Accordingly, RA has been associated epidemiologically, and/or pathophysiologically, with several other autoimmune diseases both systemic and organ-specific, but not with anti-LGI1 LE[5]. Since the potential clinical consequences of coexistence of anti-LGI1 LE with RA remain vague, this poses a therapeutic challenge in terms of selecting the right regimen for both autoimmune diseases. To treat both RA and LE, we commenced intravenous rituximab after a clinically established relapse of neuropsychiatric symptoms, since rituximab is a recommended second-line treatment for RA[6] and has also been tested in LE cases, compared with the first-line immunosuppressive treatment options[7].

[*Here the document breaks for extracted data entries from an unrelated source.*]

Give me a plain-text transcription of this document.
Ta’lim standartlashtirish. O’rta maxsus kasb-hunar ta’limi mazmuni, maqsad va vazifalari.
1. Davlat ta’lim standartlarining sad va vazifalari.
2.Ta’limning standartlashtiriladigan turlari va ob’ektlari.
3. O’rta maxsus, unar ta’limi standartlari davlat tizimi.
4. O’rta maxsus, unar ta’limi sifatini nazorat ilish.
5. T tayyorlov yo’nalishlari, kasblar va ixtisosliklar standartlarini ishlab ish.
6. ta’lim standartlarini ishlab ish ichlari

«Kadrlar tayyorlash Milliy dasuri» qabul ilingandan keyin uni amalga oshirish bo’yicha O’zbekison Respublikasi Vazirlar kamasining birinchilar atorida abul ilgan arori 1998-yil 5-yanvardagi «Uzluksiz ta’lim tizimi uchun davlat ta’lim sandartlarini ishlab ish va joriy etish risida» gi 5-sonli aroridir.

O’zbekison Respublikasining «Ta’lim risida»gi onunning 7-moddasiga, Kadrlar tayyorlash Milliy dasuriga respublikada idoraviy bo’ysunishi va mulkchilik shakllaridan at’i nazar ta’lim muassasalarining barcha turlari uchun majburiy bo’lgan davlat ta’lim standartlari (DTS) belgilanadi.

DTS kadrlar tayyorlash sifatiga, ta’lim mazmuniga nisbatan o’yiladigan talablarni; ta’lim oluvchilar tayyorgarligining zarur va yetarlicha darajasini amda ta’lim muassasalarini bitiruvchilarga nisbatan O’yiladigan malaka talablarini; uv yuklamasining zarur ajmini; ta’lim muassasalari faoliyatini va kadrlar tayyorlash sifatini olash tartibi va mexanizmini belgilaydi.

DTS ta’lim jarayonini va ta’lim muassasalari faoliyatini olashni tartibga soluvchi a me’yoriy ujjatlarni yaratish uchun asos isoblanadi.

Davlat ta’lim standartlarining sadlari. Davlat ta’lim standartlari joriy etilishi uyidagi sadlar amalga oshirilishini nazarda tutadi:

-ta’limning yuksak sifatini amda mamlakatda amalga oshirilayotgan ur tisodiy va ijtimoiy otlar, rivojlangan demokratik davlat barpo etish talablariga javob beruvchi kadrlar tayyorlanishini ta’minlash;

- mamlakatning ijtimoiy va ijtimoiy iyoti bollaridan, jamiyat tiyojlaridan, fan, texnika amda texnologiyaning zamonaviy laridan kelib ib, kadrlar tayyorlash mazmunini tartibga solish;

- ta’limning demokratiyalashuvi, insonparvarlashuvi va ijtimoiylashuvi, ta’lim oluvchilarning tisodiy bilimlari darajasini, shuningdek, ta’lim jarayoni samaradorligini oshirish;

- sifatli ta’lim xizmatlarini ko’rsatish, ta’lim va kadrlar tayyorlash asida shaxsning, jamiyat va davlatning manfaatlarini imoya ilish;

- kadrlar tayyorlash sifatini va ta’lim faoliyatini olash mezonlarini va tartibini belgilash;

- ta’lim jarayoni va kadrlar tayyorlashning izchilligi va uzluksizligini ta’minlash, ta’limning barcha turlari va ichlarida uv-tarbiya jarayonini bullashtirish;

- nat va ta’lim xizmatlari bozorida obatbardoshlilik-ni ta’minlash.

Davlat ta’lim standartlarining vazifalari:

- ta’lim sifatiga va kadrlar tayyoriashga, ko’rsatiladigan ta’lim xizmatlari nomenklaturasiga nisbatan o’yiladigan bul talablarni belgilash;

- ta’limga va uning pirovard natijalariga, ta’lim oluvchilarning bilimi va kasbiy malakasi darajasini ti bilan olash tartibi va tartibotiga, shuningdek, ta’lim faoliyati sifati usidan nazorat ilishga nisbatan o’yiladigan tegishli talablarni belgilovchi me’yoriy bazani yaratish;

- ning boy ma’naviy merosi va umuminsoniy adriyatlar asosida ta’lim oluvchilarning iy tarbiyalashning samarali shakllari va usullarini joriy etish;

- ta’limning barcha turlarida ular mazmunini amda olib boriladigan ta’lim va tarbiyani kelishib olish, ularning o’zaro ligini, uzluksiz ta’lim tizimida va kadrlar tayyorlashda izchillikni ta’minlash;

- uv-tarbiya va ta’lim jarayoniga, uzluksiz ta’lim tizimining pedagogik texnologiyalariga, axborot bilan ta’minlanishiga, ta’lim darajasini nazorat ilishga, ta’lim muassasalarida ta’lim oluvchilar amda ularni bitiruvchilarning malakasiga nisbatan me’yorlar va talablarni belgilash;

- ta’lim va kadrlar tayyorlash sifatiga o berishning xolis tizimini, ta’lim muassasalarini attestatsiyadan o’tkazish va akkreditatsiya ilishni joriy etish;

Furthermore, the malignancy workup of our patient revealed the presence of MGUS and localised prostate cancer (months after initial presentation). Regarding this coexistence of anti-LGI1 LE with malignancy, there is no relevant report involving haematological pre-malignant states such as MGUS[8], whereas only a few cases of solid tumours have been reported; for prostate cancer, in a retrospective study of 76 patients with LGI1 antibody-related cognitive deterioration, two out of five patients with malignancy had a prostate tumour[9].

CONCLUSION

Our report provides the first evidence regarding the coexistence of anti-LGI1 LE with RA and MGUS, and the accompanying diagnostic and treating challenges. Given the lack of available clinical data on the potential interference of RA or MGUS on the clinical course of LE and the lack of any prior knowledge on combined therapeutic recommendations, more research is needed towards defining the potential interactions establishing the appropriate clinical management.